Весь этот долгий день и весь вечер она думала о тех, кого арестовали, и о Виктории. О себе и о том, что ее ждет, она не думала. Это уже не ее проблемы. От нее самой уже ничего больше не зависит. Что будет, то будет. Что они решат, то она и примет. Ей не хотелось умирать, но она устала, к тому же смерть, представлявшаяся неизбежной, казалась избавлением.
Наконец надзирательница, просунув голову в дверь, разрешила ей лечь. Зоя легла, закрыв глаза, чтобы ее не слепил свет лампочки над головой. Если они, как и днем, оставят ее в покое в этот вечер, то она проспит целиком всю ночь - впервые с того дня, как попала на Лубянку.
Но сон не шел. Перед закрытыми глазами неотступно стояли две цифры - 58, чередой проходили слова: антисоветчица, предательница, враг народа, заговорщица, шпионка, потенциальная убийца. Ее ждет верная смерть. Какая остается надежда, если улики фабрикуются, если людей держат в заключении до тех пор, пока не выбьют из них нужных показаний?
Она умрет, и никто даже не узнает об этом. Исчезнет, как исчез ее портрет из фойе Театра киноактера. Внезапно и без всяких объяснений. И ее ребенок вырастет, называя мамой кого-то другого.
Зоя тряхнула головой, пытаясь избавиться от мыслей, которые наверняка сведут ее с ума. Если уж ей суждено умереть, то нужно хотя бы как следует выспаться. Но прошло, как ей показалось, несколько часов, а сон так и не шел.
Начиналась бессонница, которая стала ее мучением на многие годы.

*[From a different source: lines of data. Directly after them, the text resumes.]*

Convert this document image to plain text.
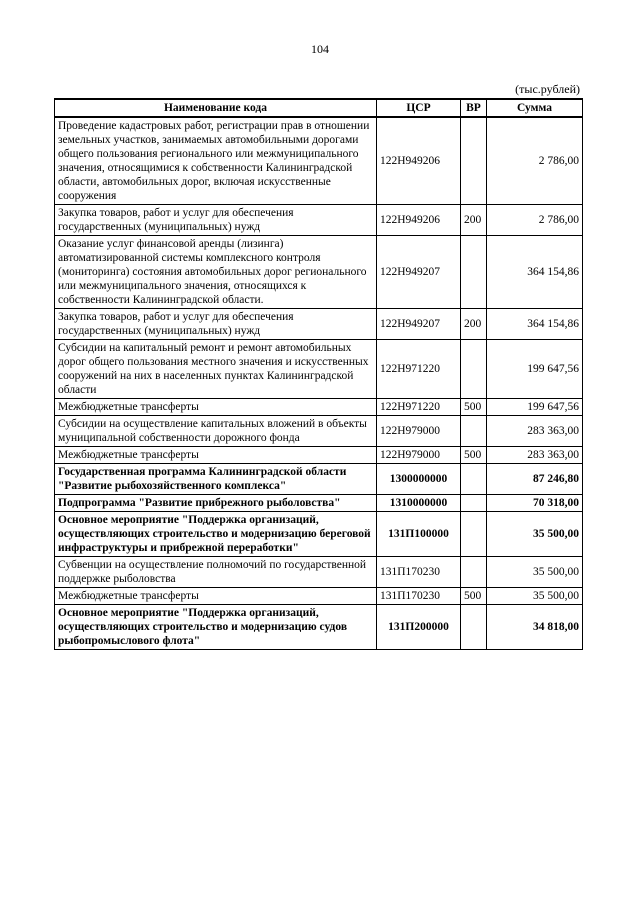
104
(тыс.рублей)
Наименование кода	ЦСР	ВР	Сумма
Проведение кадастровых работ, регистрации прав в отношении земельных участков, занимаемых автомобильными дорогами общего пользования регионального или межмуниципального значения, относящимися к собственности Калининградской области, автомобильных дорог, включая искусственные сооружения	122Н949206		2 786,00
Закупка товаров, работ и услуг для обеспечения государственных (муниципальных) нужд	122Н949206	200	2 786,00
Оказание услуг финансовой аренды (лизинга) автоматизированной системы комплексного контроля (мониторинга) состояния автомобильных дорог регионального или межмуниципального значения, относящихся к собственности Калининградской области.	122Н949207		364 154,86
Закупка товаров, работ и услуг для обеспечения государственных (муниципальных) нужд	122Н949207	200	364 154,86
Субсидии на капитальный ремонт и ремонт автомобильных дорог общего пользования местного значения и искусственных сооружений на них в населенных пунктах Калининградской области	122Н971220		199 647,56
Межбюджетные трансферты	122Н971220	500	199 647,56
Субсидии на осуществление капитальных вложений в объекты муниципальной собственности дорожного фонда	122Н979000		283 363,00
Межбюджетные трансферты	122Н979000	500	283 363,00
Государственная программа Калининградской области "Развитие рыбохозяйственного комплекса"	1300000000		87 246,80
Подпрограмма "Развитие прибрежного рыболовства"	1310000000		70 318,00
Основное мероприятие "Поддержка организаций, осуществляющих строительство и модернизацию береговой инфраструктуры и прибрежной переработки"	131П100000		35 500,00
Субвенции на осуществление полномочий по государственной поддержке рыболовства	131П170230		35 500,00
Межбюджетные трансферты	131П170230	500	35 500,00
Основное мероприятие "Поддержка организаций, осуществляющих строительство и модернизацию судов рыбопромыслового флота"	131П200000		34 818,00
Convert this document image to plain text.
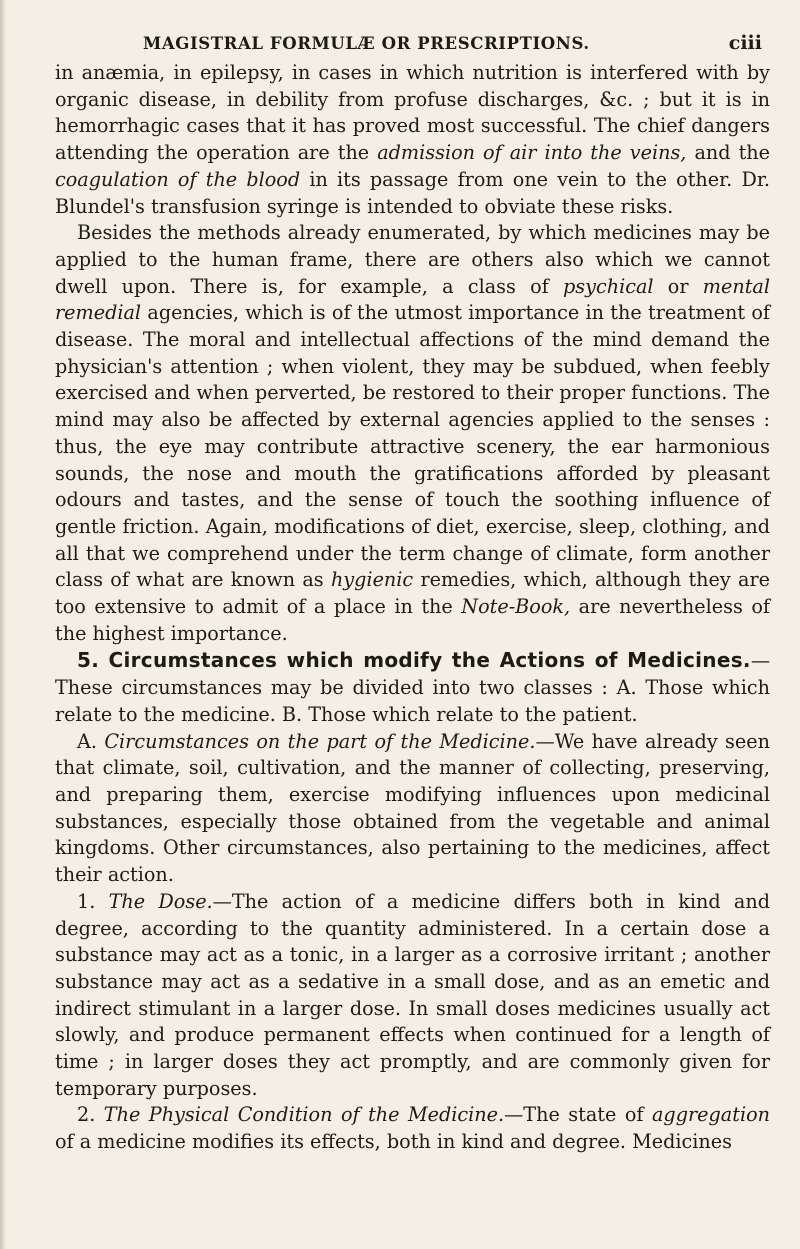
MAGISTRAL FORMULÆ OR PRESCRIPTIONS.	ciii

in anæmia, in epilepsy, in cases in which nutrition is interfered with by organic disease, in debility from profuse discharges, &c. ; but it is in hemorrhagic cases that it has proved most successful. The chief dangers attending the operation are the admission of air into the veins, and the coagulation of the blood in its passage from one vein to the other. Dr. Blundel's transfusion syringe is intended to obviate these risks.

Besides the methods already enumerated, by which medicines may be applied to the human frame, there are others also which we cannot dwell upon. There is, for example, a class of psychical or mental remedial agencies, which is of the utmost importance in the treatment of disease. The moral and intellectual affections of the mind demand the physician's attention ; when violent, they may be subdued, when feebly exercised and when perverted, be restored to their proper functions. The mind may also be affected by external agencies applied to the senses : thus, the eye may contribute attractive scenery, the ear harmonious sounds, the nose and mouth the gratifications afforded by pleasant odours and tastes, and the sense of touch the soothing influence of gentle friction. Again, modifications of diet, exercise, sleep, clothing, and all that we comprehend under the term change of climate, form another class of what are known as hygienic remedies, which, although they are too extensive to admit of a place in the Note-Book, are nevertheless of the highest importance.

5. Circumstances which modify the Actions of Medicines.—These circumstances may be divided into two classes : A. Those which relate to the medicine. B. Those which relate to the patient.

A. Circumstances on the part of the Medicine.—We have already seen that climate, soil, cultivation, and the manner of collecting, preserving, and preparing them, exercise modifying influences upon medicinal substances, especially those obtained from the vegetable and animal kingdoms. Other circumstances, also pertaining to the medicines, affect their action.

1. The Dose.—The action of a medicine differs both in kind and degree, according to the quantity administered. In a certain dose a substance may act as a tonic, in a larger as a corrosive irritant ; another substance may act as a sedative in a small dose, and as an emetic and indirect stimulant in a larger dose. In small doses medicines usually act slowly, and produce permanent effects when continued for a length of time ; in larger doses they act promptly, and are commonly given for temporary purposes.

2. The Physical Condition of the Medicine.—The state of aggregation of a medicine modifies its effects, both in kind and degree. Medicines
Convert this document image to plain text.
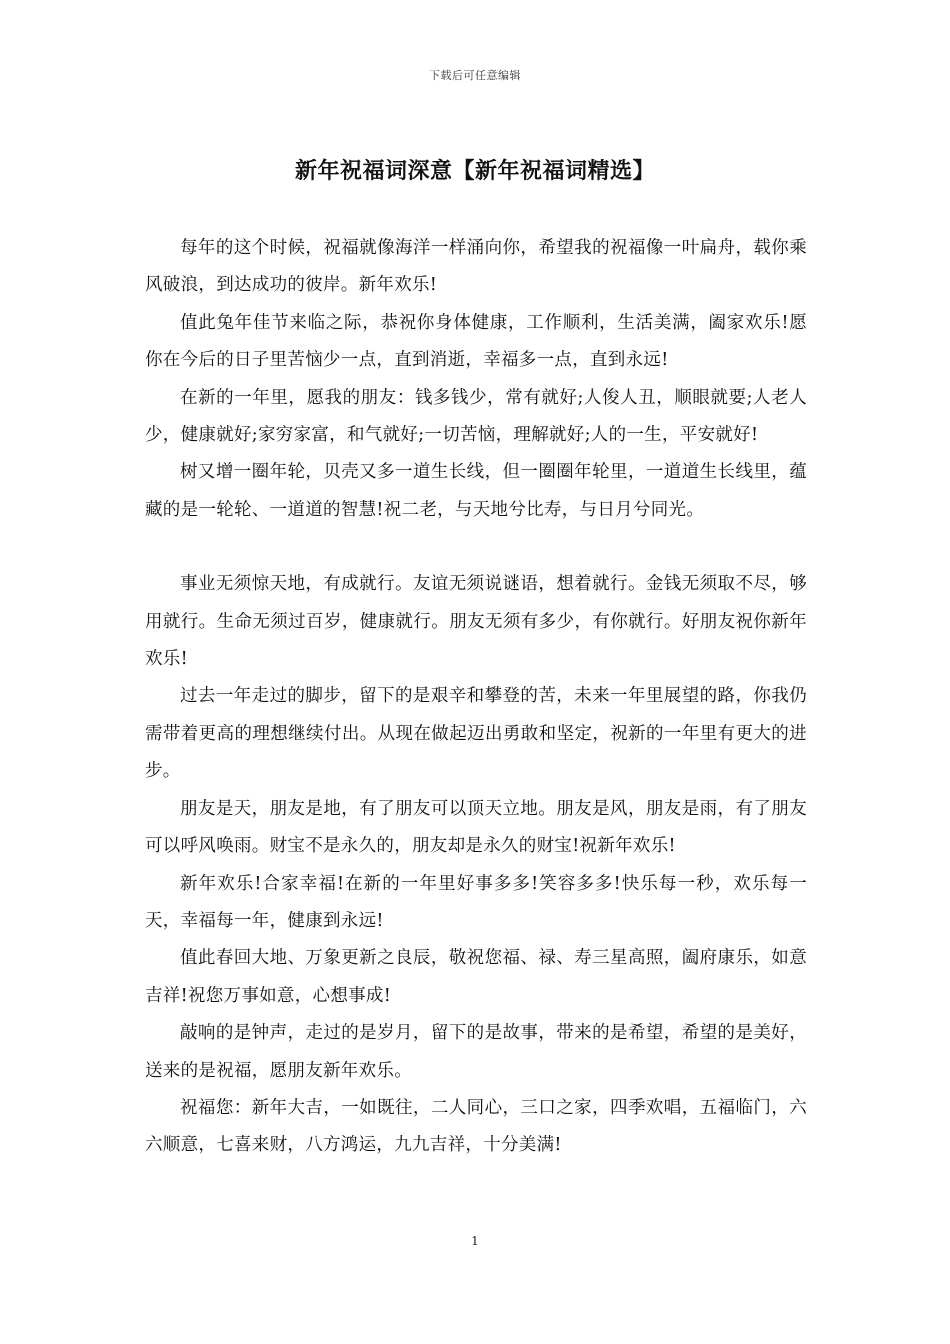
下载后可任意编辑
新年祝福词深意【新年祝福词精选】

每年的这个时候，祝福就像海洋一样涌向你，希望我的祝福像一叶扁舟，载你乘风破浪，到达成功的彼岸。新年欢乐!

值此兔年佳节来临之际，恭祝你身体健康，工作顺利，生活美满，阖家欢乐!愿你在今后的日子里苦恼少一点，直到消逝，幸福多一点，直到永远!

在新的一年里，愿我的朋友：钱多钱少，常有就好;人俊人丑，顺眼就要;人老人少，健康就好;家穷家富，和气就好;一切苦恼，理解就好;人的一生，平安就好!

树又增一圈年轮，贝壳又多一道生长线，但一圈圈年轮里，一道道生长线里，蕴藏的是一轮轮、一道道的智慧!祝二老，与天地兮比寿，与日月兮同光。

事业无须惊天地，有成就行。友谊无须说谜语，想着就行。金钱无须取不尽，够用就行。生命无须过百岁，健康就行。朋友无须有多少，有你就行。好朋友祝你新年欢乐!

过去一年走过的脚步，留下的是艰辛和攀登的苦，未来一年里展望的路，你我仍需带着更高的理想继续付出。从现在做起迈出勇敢和坚定，祝新的一年里有更大的进步。

朋友是天，朋友是地，有了朋友可以顶天立地。朋友是风，朋友是雨，有了朋友可以呼风唤雨。财宝不是永久的，朋友却是永久的财宝!祝新年欢乐!

新年欢乐!合家幸福!在新的一年里好事多多!笑容多多!快乐每一秒，欢乐每一天，幸福每一年，健康到永远!

值此春回大地、万象更新之良辰，敬祝您福、禄、寿三星高照，阖府康乐，如意吉祥!祝您万事如意，心想事成!

敲响的是钟声，走过的是岁月，留下的是故事，带来的是希望，希望的是美好，送来的是祝福，愿朋友新年欢乐。

祝福您：新年大吉，一如既往，二人同心，三口之家，四季欢唱，五福临门，六六顺意，七喜来财，八方鸿运，九九吉祥，十分美满!

1
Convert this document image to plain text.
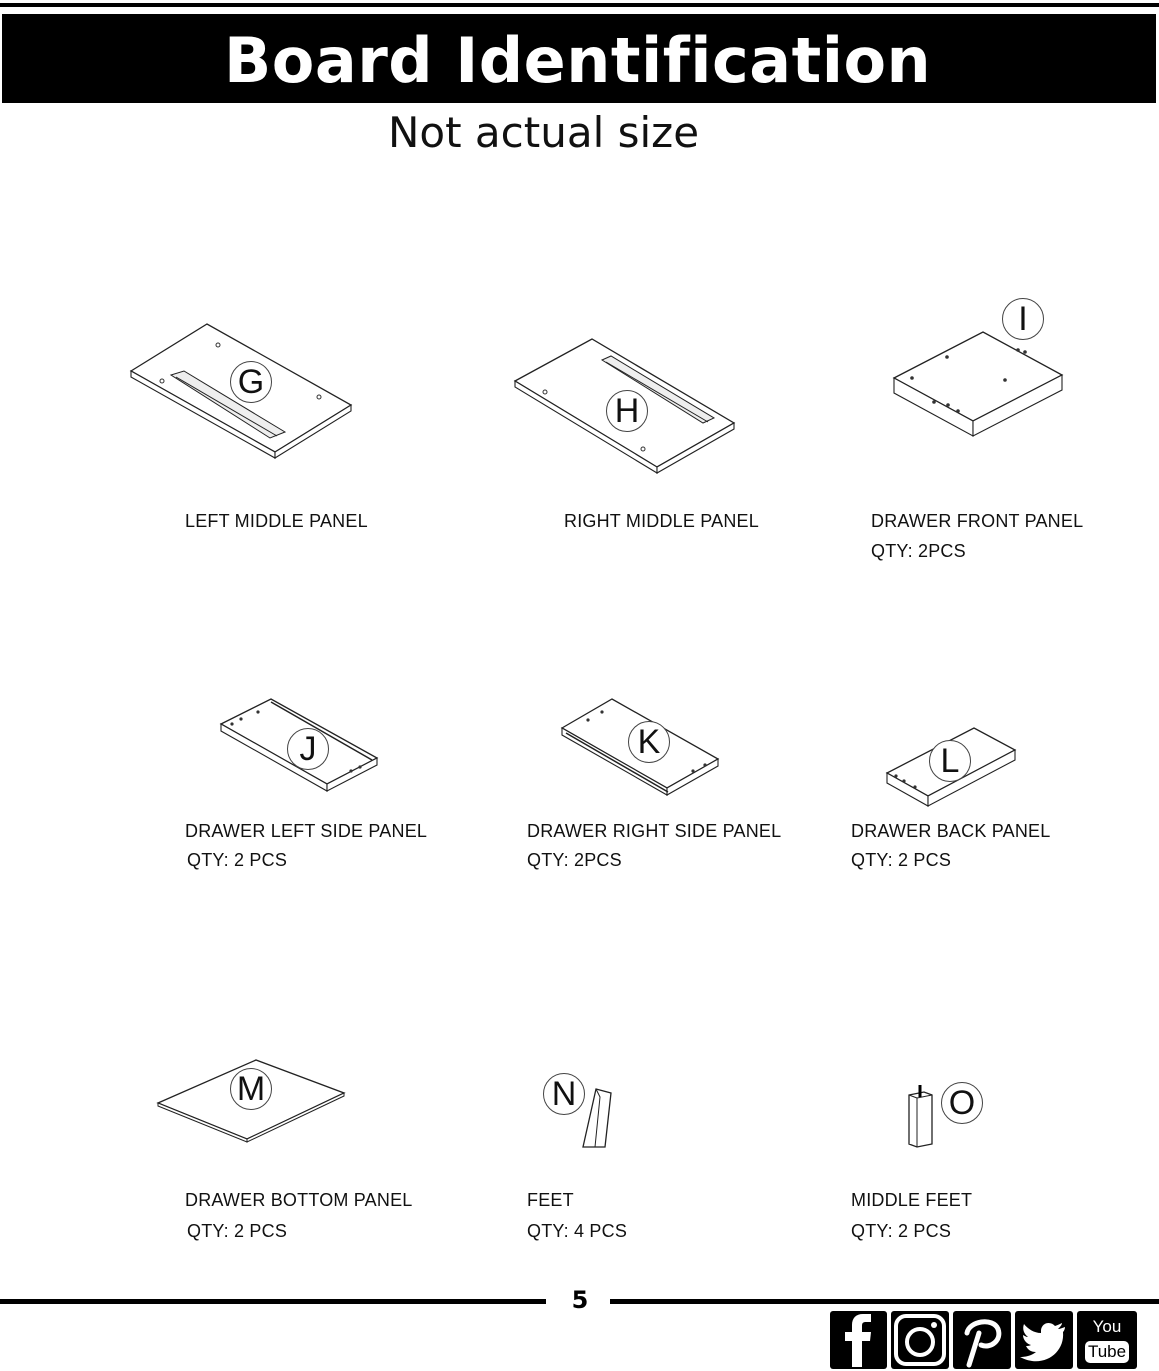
Board Identification
Not actual size
G
LEFT MIDDLE PANEL
H
RIGHT MIDDLE PANEL
I
DRAWER FRONT PANEL
QTY: 2PCS
J
DRAWER LEFT SIDE PANEL
QTY: 2 PCS
K
DRAWER RIGHT SIDE PANEL
QTY: 2PCS
L
DRAWER BACK PANEL
QTY: 2 PCS
M
DRAWER BOTTOM PANEL
QTY: 2 PCS
N
FEET
QTY: 4 PCS
O
MIDDLE FEET
QTY: 2 PCS
5
You
Tube
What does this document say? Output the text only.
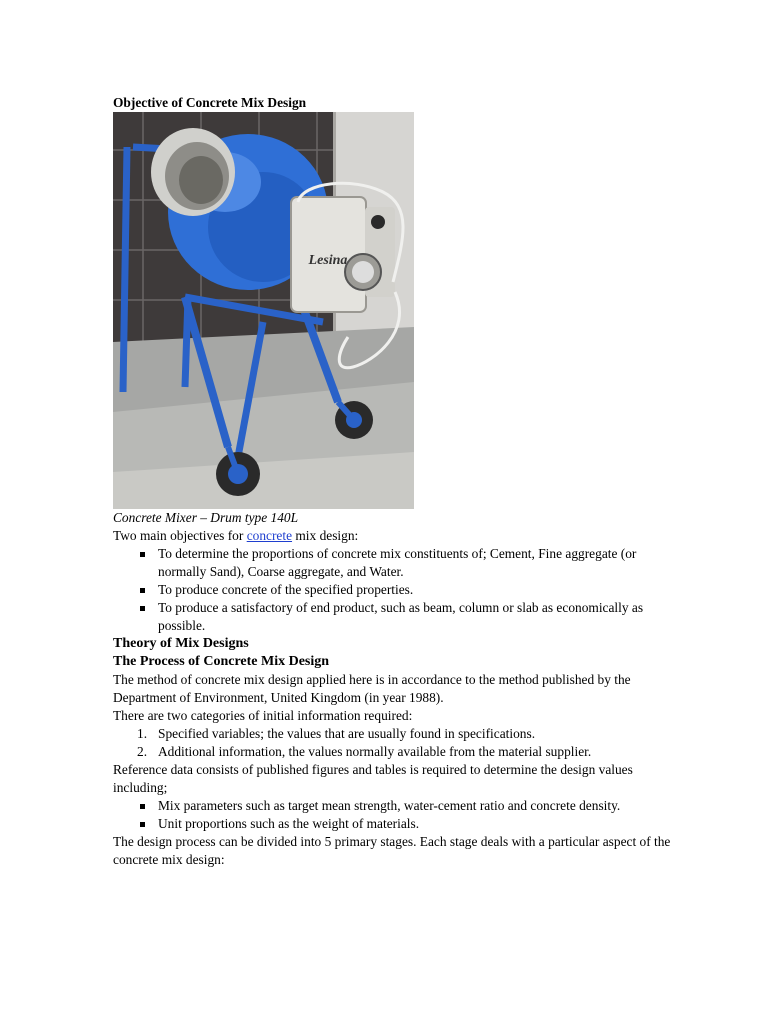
Objective of Concrete Mix Design
Lesina
Concrete Mixer – Drum type 140L

Two main objectives for concrete mix design:

To determine the proportions of concrete mix constituents of; Cement, Fine aggregate (or normally Sand), Coarse aggregate, and Water.
To produce concrete of the specified properties.
To produce a satisfactory of end product, such as beam, column or slab as economically as possible.
Theory of Mix Designs
The Process of Concrete Mix Design

The method of concrete mix design applied here is in accordance to the method published by the Department of Environment, United Kingdom (in year 1988).

There are two categories of initial information required:

1. Specified variables; the values that are usually found in specifications.
2. Additional information, the values normally available from the material supplier.

Reference data consists of published figures and tables is required to determine the design values including;

Mix parameters such as target mean strength, water-cement ratio and concrete density.
Unit proportions such as the weight of materials.

The design process can be divided into 5 primary stages. Each stage deals with a particular aspect of the concrete mix design:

Проходили дни, потом недели. Зоя не видела ни одной живой души, кроме надзирательницы, которая приносила еду и водила ее в умывальную. Надзирательнице было строго-настрого запрещено вступать с ней в разговоры. Столь длительное, день за днем, молчание было чревато не меньшей опасностью, чем бесконечные допросы. Ей стали чудиться звуки. То ей казалось, что она слышит едва уловимое поскрипыванье, словно по стене позади нее бегает мышка. Но, оглянувшись, она видела пустую стену.